Monday, July 19, 2010

Kangaroo Care


Human Nature
Mother's Touch
by Ashley Montagu

Human kids and kangaroo kids have more in common than you might think. By studying marsupial mothering, researchers are gaining valuable new insights into the needs of vulnerable newborns.

A human body is not a finished product. The newborn elephant and the newborn fallow deer can run with the herd shortly after they are born. A six-week-old seal navigates the seas by itself. Human beings, however, can't even crawl until they are 8 to 10 months old; they can't walk or talk until they're about 14 months old. Why are human beings born more immature and why do they stay immature longer than any other animal?

Like the newborn marsupial that crawls over its mother's damp fur to her pouch, there to spend up to six months completing its development, the human newborn is only half-formed. It could be said that a child's birth is not an end of gestation but a bridge between growth within the womb and growth outside it. The elephant, deer, seal and human all have long gestation periods – ranging from an average period of 630 days for the elephant to about 266 days for humans. Yet only humans are born so immature, their growth divided into a period inside the womb (uterogestation) and a period outside the womb (exterogestation). It appears that if babies weren't born when they are, they couldn't be born at all.

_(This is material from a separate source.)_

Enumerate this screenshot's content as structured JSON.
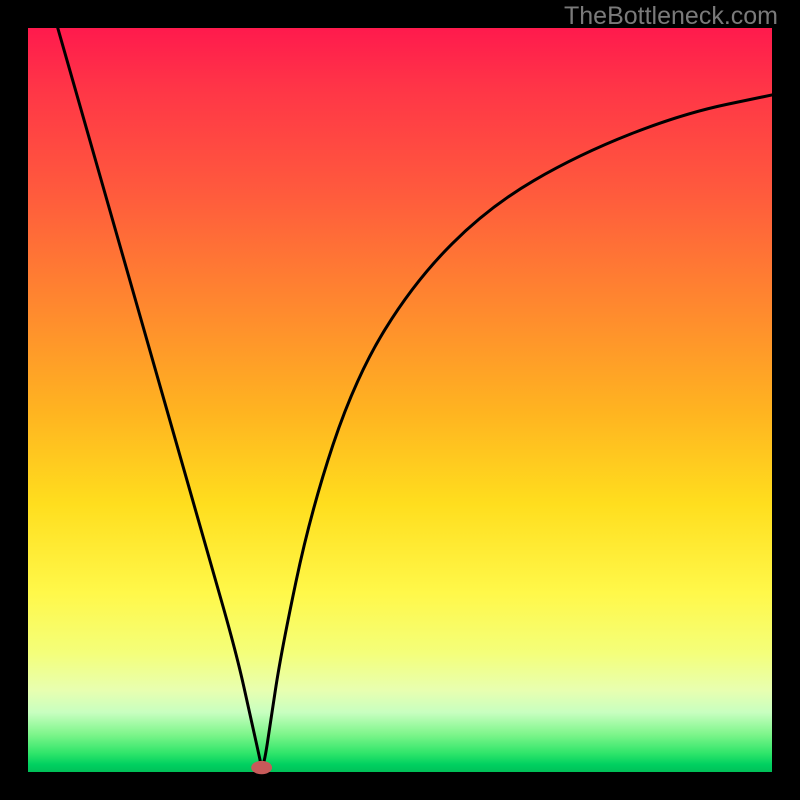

At birth, the brain of the average seven-pound infant weighs roughly 380 grams. To be as talented and capable as a newborn elephant, deer or seal, the human infant would need the 825-gram brain of a one-year old. Clearly, infants can't wait until they've grown a brain that big before being born – their heads would be too large to fit through the mother's birth canal. They must be born with the biggest possible brain that still allows them to get out and then do the rest of their brain-growing after birth.

As Professor John Bostock of the University of Queensland, Australia, suggested, what I call the period of exterogestation is over when a child can crawl on all fours. Amazingly, the average time for this achievement is 266 days – exactly the same length as the average pregnancy.

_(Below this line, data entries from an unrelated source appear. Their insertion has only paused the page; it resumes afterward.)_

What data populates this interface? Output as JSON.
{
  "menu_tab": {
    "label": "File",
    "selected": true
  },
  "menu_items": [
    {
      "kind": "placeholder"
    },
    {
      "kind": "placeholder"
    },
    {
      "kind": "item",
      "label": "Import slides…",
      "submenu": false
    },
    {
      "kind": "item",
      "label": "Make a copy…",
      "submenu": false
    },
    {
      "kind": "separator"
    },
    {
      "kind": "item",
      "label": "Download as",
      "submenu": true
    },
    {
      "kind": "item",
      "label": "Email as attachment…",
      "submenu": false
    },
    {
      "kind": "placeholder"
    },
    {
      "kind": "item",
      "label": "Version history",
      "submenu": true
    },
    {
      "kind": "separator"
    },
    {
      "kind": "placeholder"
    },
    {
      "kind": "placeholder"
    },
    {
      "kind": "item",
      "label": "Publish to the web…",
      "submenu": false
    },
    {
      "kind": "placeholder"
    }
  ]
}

Two-stage gestation might have been an adaptation to several important changes during the early evolution of the human species. The move from the forest to the open plains demanded an erect posture and a bigger brain. The pelvic outlet grew smaller while the brain grew larger.

If this two-stage theory of gestation is sound, then we are not adequately meeting the needs of infants. We fail to give attention to gestation outside the womb.

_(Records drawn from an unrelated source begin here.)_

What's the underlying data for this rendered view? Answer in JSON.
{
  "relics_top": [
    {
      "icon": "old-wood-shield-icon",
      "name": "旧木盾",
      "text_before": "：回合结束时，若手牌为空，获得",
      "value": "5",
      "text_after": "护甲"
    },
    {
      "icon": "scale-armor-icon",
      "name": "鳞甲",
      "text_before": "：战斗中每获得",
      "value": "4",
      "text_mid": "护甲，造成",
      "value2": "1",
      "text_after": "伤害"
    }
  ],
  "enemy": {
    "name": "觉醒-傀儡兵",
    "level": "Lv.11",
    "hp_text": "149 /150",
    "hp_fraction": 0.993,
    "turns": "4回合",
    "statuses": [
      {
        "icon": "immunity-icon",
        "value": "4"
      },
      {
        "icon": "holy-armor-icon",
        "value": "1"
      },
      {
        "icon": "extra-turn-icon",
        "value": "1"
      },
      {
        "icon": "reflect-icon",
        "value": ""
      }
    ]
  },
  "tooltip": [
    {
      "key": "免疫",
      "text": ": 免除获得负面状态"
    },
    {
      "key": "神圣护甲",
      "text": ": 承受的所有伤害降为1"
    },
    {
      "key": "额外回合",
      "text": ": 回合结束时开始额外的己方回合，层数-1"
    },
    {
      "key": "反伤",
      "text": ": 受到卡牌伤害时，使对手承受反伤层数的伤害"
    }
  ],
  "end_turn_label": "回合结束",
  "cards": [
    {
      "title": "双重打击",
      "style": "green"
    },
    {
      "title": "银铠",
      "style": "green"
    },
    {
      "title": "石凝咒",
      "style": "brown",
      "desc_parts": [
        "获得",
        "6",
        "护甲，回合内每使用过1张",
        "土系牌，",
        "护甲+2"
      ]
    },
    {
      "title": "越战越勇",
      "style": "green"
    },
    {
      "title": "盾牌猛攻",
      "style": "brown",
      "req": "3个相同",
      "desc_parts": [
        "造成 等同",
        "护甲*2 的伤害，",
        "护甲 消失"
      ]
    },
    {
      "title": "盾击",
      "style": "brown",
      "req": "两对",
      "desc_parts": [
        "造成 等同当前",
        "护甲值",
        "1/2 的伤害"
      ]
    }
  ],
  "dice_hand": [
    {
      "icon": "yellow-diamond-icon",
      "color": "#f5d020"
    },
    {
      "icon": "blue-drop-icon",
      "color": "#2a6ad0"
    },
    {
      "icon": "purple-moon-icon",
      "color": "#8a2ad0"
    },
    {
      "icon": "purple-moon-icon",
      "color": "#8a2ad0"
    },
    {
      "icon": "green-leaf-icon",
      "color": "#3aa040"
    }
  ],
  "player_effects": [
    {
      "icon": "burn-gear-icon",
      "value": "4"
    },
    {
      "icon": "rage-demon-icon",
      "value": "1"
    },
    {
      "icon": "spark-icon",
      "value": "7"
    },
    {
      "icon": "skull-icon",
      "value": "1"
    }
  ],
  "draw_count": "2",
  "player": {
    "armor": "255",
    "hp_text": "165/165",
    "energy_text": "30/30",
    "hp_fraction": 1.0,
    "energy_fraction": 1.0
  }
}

The human infant is almost as immature as the infant opossum or kangaroo, but whereas the marsupial infant enjoys the protection of its mother's pouch, the human infant has no such advantage.

The symbiotic relationship maintained by mother and fetus throughout pregnancy should not end at birth; indeed, it is naturally designed to become more intense during exterogestation. The mother who is equipped to give sustenance and shelter inside the womb is equipped to do so outside the womb, at least as efficiently as the marsupial mother.

The warmth with which the mother enfolds her child while breast-feeding is psychologically analogous to the pouch enclosing a suckling marsupial. However, little marsupials, with free access to their mother's breast, suckle when they wish; human infants are generally suckled when their mothers think they should be. Children are therefore in a much more dependent, indeed more hazardous, state than marsupials; they should be nursed on demand, rather than by the clock.

When the human mother breast-feeds her child, the pair make eye contact vital to the psychological development of the child. The mother lovingly coos, talks and sings to the child, cuddling, kissing and caressing it. As important as breast-feeding itself are its associated sensory stimuli – the sights, sounds, smells, taste and warm feelings that comprise the enfolding love that ought to be the birthright of every child.

Several studies show that early deprivation of maternal care leads, in many animals, to failure of both individual and social development. The human infant is in many ways more dependent on such sociopsychological care, not merely because it is born in such an immature state, but because becoming a competent human being is much more complicated than becoming a competent baboon.